Journal

The Sunday Circle: Back on Time

(To learn more about the Sunday Circle, check out Peter M. Ball’s site here!)

I did pretty darn well this past week working on the novel WiP. I’m just about to Plot Point One, and I’ve managed to stay fairly happy with what’s going on the page each session, even if I sometimes have to backtrack, cut, and replace from time to time.

This Week I’m Working On: Continuing where I left off. 1k/day per usual, and keep chugging ahead. So far, I’ve made pretty good progress at that pace, and I’m hoping to keep it up as things in the story get more complicated.

What’s Inspiring Me This Week: For the last couple days I’ve been completely obsessed with the traditional Japanese/Chinese plot structure called kishōtenketsu. The idea of plot/maintaining interest by way of contradiction and twist vs. direct/combative conflict is fascinating to me. When I was in college, I read a fair amount of classic Chinese literature for my East Asian Studies degree, so it’s not entirely unfamiliar to me, but this is the first time I’ve considered how I might be able to play with it in my own fiction. Not the current project–that one’s pretty definitively three-act, but I’ve got a couple other allegorical stories that would be awkward to fit into the classic three-act structure, and might be better served with a structure more similar to kishōtenketsu. I’ve also been thinking about it in the context of children’s fiction, particularly as it relates/can be observed in some of Miyazaki’s films (notably, My Neighbor Totoro, which I have repeatedly tried to figure out plot-wise how it works, and never come to a particularly satisfying answer until reading this analysis of it.) One of the things that has always drawn me to Miyazaki’s work is often a total lack of a physical villain (not in all his works, of course, and often the “villain” is an idea, more than a person), and how generally most people in films like Totoro or Kiki’s Delivery Service are good and helpful and kind to the protagonists, even if they seem frightening at first. It’s a nice kind of thought-train when thinking about young children’s fiction, the idea of fiction without dire villains chasing you whom you must vanquish or destroy to survive. (Not that I don’t love me some Cauldron-Born…) And that deep sense of wonder–it makes me want to go back to look at some of Jules Verne’s work, too, which I read ages ago, but those books–as I recall them anyway–are so full of delight and wonder in their settings and worlds in classic milieu-plot fashion, it makes me wonder if there’s not some similarities (even unknown or unintentional) between those stories and kishōtenketsu-styled structure. Come to think of it, Baum’s Oz and it’s milieu-plots–though very much often about defeating X, or escaping Y–are vaguely similar, too, though they follow a much more typical plot pattern… And I love this example of a kishōtenketsu poem.
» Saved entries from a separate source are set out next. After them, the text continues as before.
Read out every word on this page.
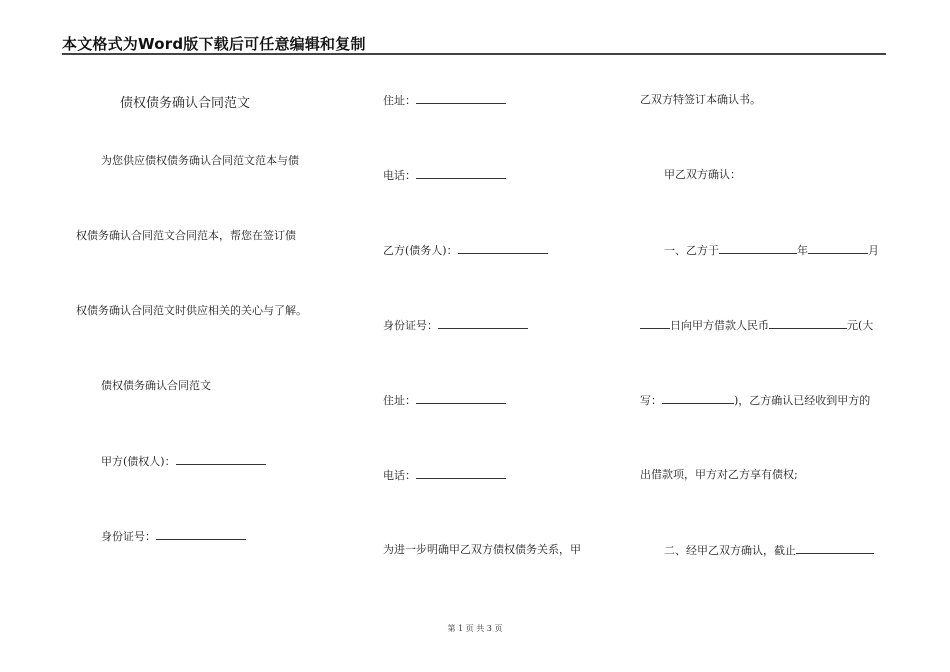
本文格式为Word版下载后可任意编辑和复制
债权债务确认合同范文
为您供应债权债务确认合同范文范本与债
权债务确认合同范文合同范本，帮您在签订债
权债务确认合同范文时供应相关的关心与了解。
债权债务确认合同范文
甲方(债权人)：
身份证号：
住址：
电话：
乙方(债务人)：
身份证号：
住址：
电话：
为进一步明确甲乙双方债权债务关系，甲
乙双方特签订本确认书。
甲乙双方确认：
一、乙方于	年	月
日向甲方借款人民币	元(大
写：	)，乙方确认已经收到甲方的
出借款项，甲方对乙方享有债权;
二、经甲乙双方确认，截止
第 1 页 共 3 页
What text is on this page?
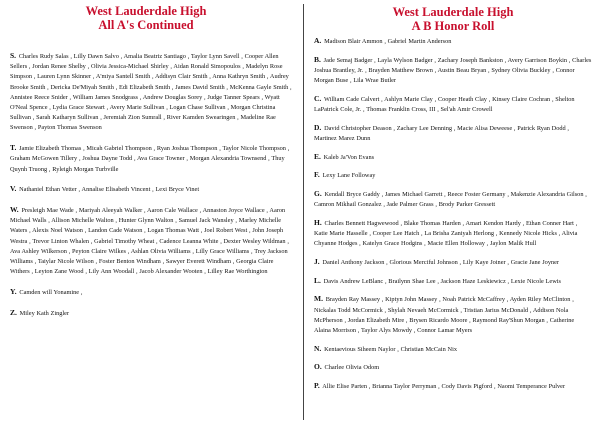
West Lauderdale High
All A's Continued

S. Charles Rudy Salas , Lilly Dawn Salvo , Amalia Beatriz Santiago , Taylor Lynn Savell , Cooper Allen Sellers , Jordan Renee Shelby , Olivia Jessica-Michael Shirley , Aidan Ronald Simopoulos , Madelyn Rose Simpson , Lauren Lynn Skinner , A'miya Santell Smith , Addisyn Clair Smith , Anna Kathryn Smith , Audrey Brooke Smith , Dericka De'Miyah Smith , Edi Elizabeth Smith , James David Smith , McKenna Gayle Smith , Annistee Reece Snider , William James Snodgrass , Andrew Douglas Sorey , Judge Tanner Spears , Wyatt O'Neal Spence , Lydia Grace Stewart , Avery Marie Sullivan , Logan Chase Sullivan , Morgan Christina Sullivan , Sarah Katharyn Sullivan , Jeremiah Zion Sumrall , River Kamden Swearingen , Madeline Rae Swenson , Payton Thomas Swenson

T. Jamie Elizabeth Thomas , Micah Gabriel Thompson , Ryan Joshua Thompson , Taylor Nicole Thompson , Graham McGowen Tillery , Joshua Dayne Todd , Ava Grace Towner , Morgan Alexandria Townsend , Thuy Quynh Truong , Ryleigh Morgan Turbville

V. Nathaniel Ethan Vetter , Annalise Elisabeth Vincent , Lexi Bryce Vinet

W. Presleigh Mae Wade , Mariyah Aleeyah Walker , Aaron Cale Wallace , Annaston Joyce Wallace , Aaron Michael Walls , Allison Michelle Walton , Hunter Glynn Walton , Samuel Jack Wansley , Marley Michelle Waters , Alexis Noel Watson , Landon Cade Watson , Logan Thomas Watt , Joel Robert West , John Joseph Westra , Trevor Linton Whalen , Gabriel Timothy Wheat , Cadence Leanna White , Dexter Wesley Wildman , Ava Ashley Wilkerson , Peyton Claire Wilkes , Ashlan Olivia Williams , Lilly Grace Williams , Trey Jackson Williams , Taiylar Nicole Wilson , Foster Benton Windham , Sawyer Everett Windham , Georgia Claire Withers , Leyton Zane Wood , Lily Ann Woodall , Jacob Alexander Wooten , Lilley Rae Worthington

Y. Camden will Yonamine ,

Z. Miley Kath Zingler

West Lauderdale High
A B Honor Roll

A. Madison Blair Ammon , Gabriel Martin Anderson

B. Jade Semaj Badger , Layla Wylson Badger , Zachary Joseph Bankston , Avery Garrison Boykin , Charles Joshua Brantley, Jr. , Brayden Matthew Brown , Austin Beau Bryan , Sydney Olivia Buckley , Connor Morgan Buse , Lila Wrae Butler

C. William Cade Calvert , Ashlyn Marie Clay , Cooper Heath Clay , Kinsey Claire Cochran , Shelton LaPatrick Cole, Jr. , Thomas Franklin Cross, III , Sel'ah Amir Crowell

D. David Christopher Deason , Zachary Lee Denning , Macie Alisa Deweese , Patrick Ryan Dodd , Martinez Marez Dunn

E. Kaleb Ja'Von Evans

F. Lexy Lane Followay

G. Kendall Bryce Gaddy , James Michael Garrett , Reece Foster Germany , Makenzie Alexandria Gilson , Camron Mikhail Gonzalez , Jade Palmer Grass , Brody Parker Gressett

H. Charles Bennett Hagwewood , Blake Thomas Harden , Amari Kendon Hardy , Ethan Conner Hart , Katie Marie Hasselle , Cooper Lee Hatch , La Brisha Zaniyah Herlong , Kennedy Nicole Hicks , Alivia Chyanne Hodges , Katelyn Grace Hodgins , Macie Ellen Holloway , Jaylon Malik Hull

J. Daniel Anthony Jackson , Glorious Merciful Johnson , Lily Kaye Joiner , Gracie Jane Joyner

L. Davis Andrew LeBlanc , Brailynn Shae Lee , Jackson Haze Leskiewicz , Lexie Nicole Lewis

M. Brayden Ray Massey , Kiptyn John Massey , Noah Patrick McCaffrey , Ayden Riley McClinton , Nickalas Todd McCormick , Shylah Nevaeh McCormick , Tristian Jarius McDonald , Addison Nola McPherson , Jordan Elizabeth Mire , Brysen Ricardo Moore , Raymond Ray'Shun Morgan , Catherine Alaina Morrison , Taylor Alys Mowdy , Connor Lamar Myers

N. Kentaevious Siheem Naylor , Christian McCain Nix

O. Charlee Olivia Odom

P. Allie Elise Parten , Brianna Taylor Perryman , Cody Davis Pigford , Naomi Temperance Pulver
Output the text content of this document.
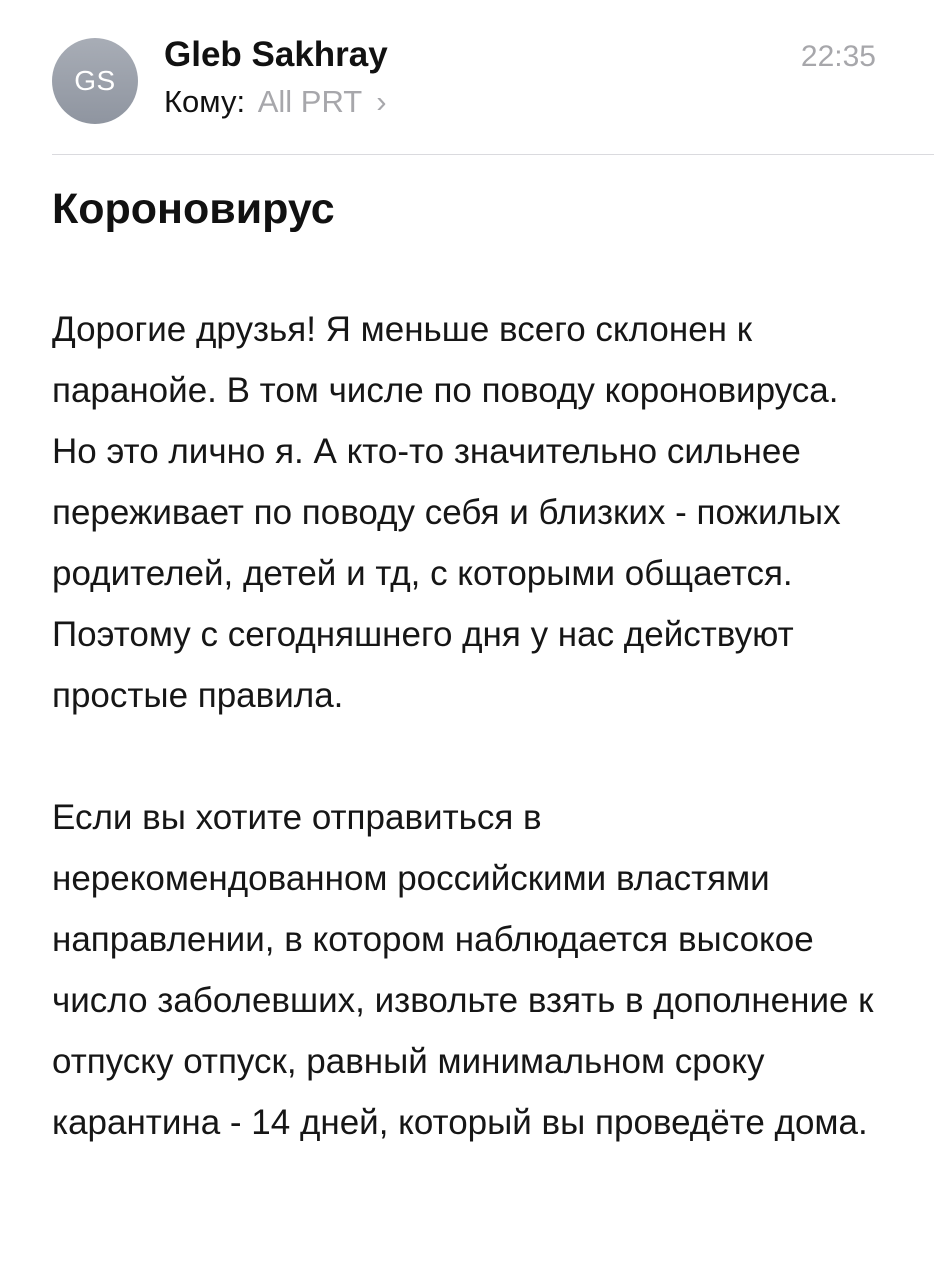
GS
Gleb Sakhray
Кому: All PRT ›
22:35
Короновирус

Дорогие друзья! Я меньше всего склонен к паранойе. В том числе по поводу короновируса. Но это лично я. А кто-то значительно сильнее переживает по поводу себя и близких - пожилых родителей, детей и тд, с которыми общается. Поэтому с сегодняшнего дня у нас действуют простые правила.

Если вы хотите отправиться в нерекомендованном российскими властями направлении, в котором наблюдается высокое число заболевших, извольте взять в дополнение к отпуску отпуск, равный минимальном сроку карантина - 14 дней, который вы проведёте дома.
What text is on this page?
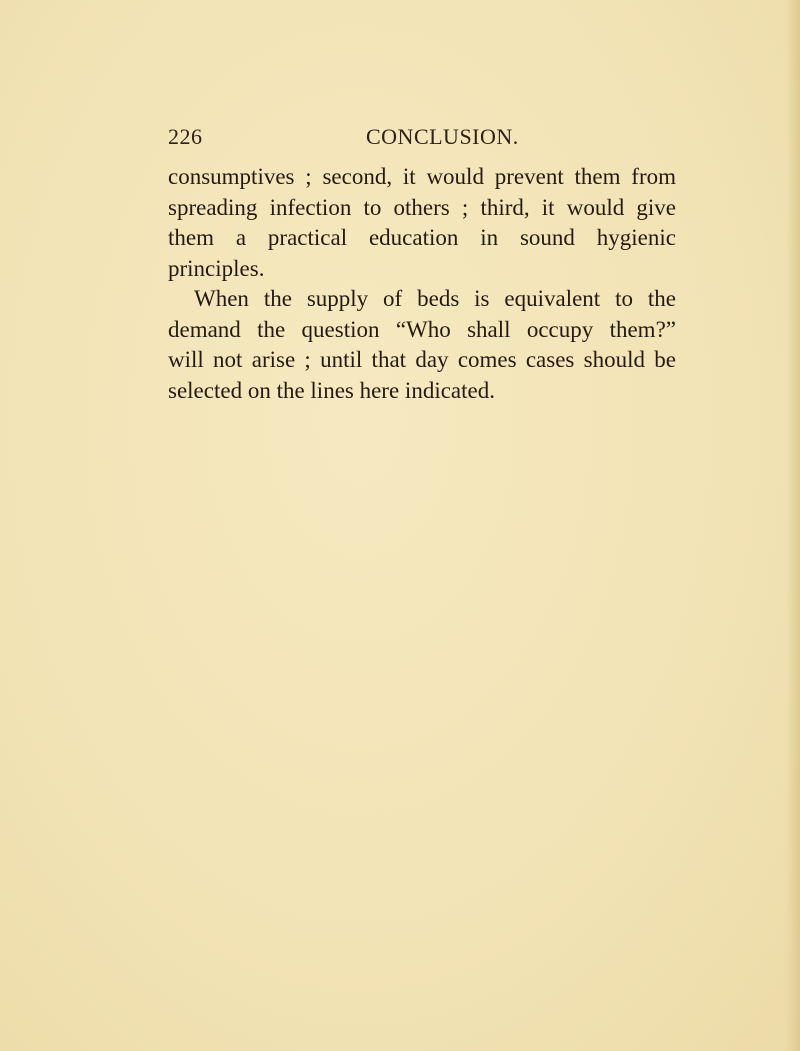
226	CONCLUSION.
consumptives ; second, it would prevent them from
spreading infection to others ; third, it would give
them a practical education in sound hygienic
principles.
When the supply of beds is equivalent to the
demand the question “Who shall occupy them?”
will not arise ; until that day comes cases should be
selected on the lines here indicated.
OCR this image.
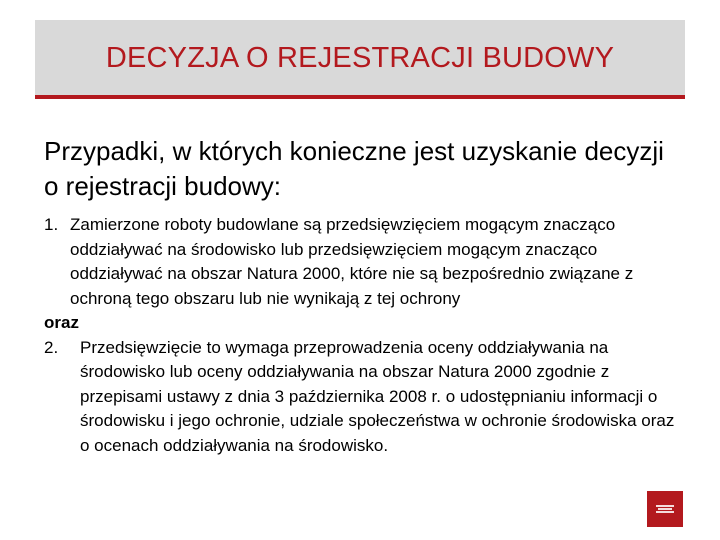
DECYZJA O REJESTRACJI BUDOWY
Przypadki, w których konieczne jest uzyskanie decyzji o rejestracji budowy:
1. Zamierzone roboty budowlane są przedsięwzięciem mogącym znacząco oddziaływać na środowisko lub przedsięwzięciem mogącym znacząco oddziaływać na obszar Natura 2000, które nie są bezpośrednio związane z ochroną tego obszaru lub nie wynikają z tej ochrony
oraz
2.	Przedsięwzięcie to wymaga przeprowadzenia oceny oddziaływania na środowisko lub oceny oddziaływania na obszar Natura 2000 zgodnie z przepisami ustawy z dnia 3 października 2008 r. o udostępnianiu informacji o środowisku i jego ochronie, udziale społeczeństwa w ochronie środowiska oraz o ocenach oddziaływania na środowisko.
It’s still a thought-in-process, as you can tell, but I’m really relishing the brainstorm. :)

What I’m Avoiding this WeekRight now, not a huge amount. Just pushing through the typical beginning inertia of “I don’t wannas!” whenever I sit down in the evenings, but so far that hasn’t been too hard to overcome. I suspect it’ll get trickier with time. Oh! And looking at the weather forecast. Seriously, more snow?! I mean, I get that it’s winter, but jeez, does it have to come all in ONE WEEK?

2 thoughts on “The Sunday Circle: Back on Time”

  1. Hi Maggie, the kishōtenketsu plot theory sounds interesting. I like contradiction in story, so I’m interested to see how you go applying it to your work.
    I’m reading Jules Verne’s Journey to the Centre of the Earth at the moment – but in French. I do love the character of Alex and how frustrated he gets with his uncle. And the wide-eyed wonder is definitely there in the monsters & landscapes (and the sea) he describes…even if I don’t understand all the words!

    1. Oh man, I have these great vague memories of JthCotE–my mother read it to me when I was probably in 3rd or 4th grade (in English, of course, for me!), and I remember just loving it. And I still love that sense of wonder and amazement.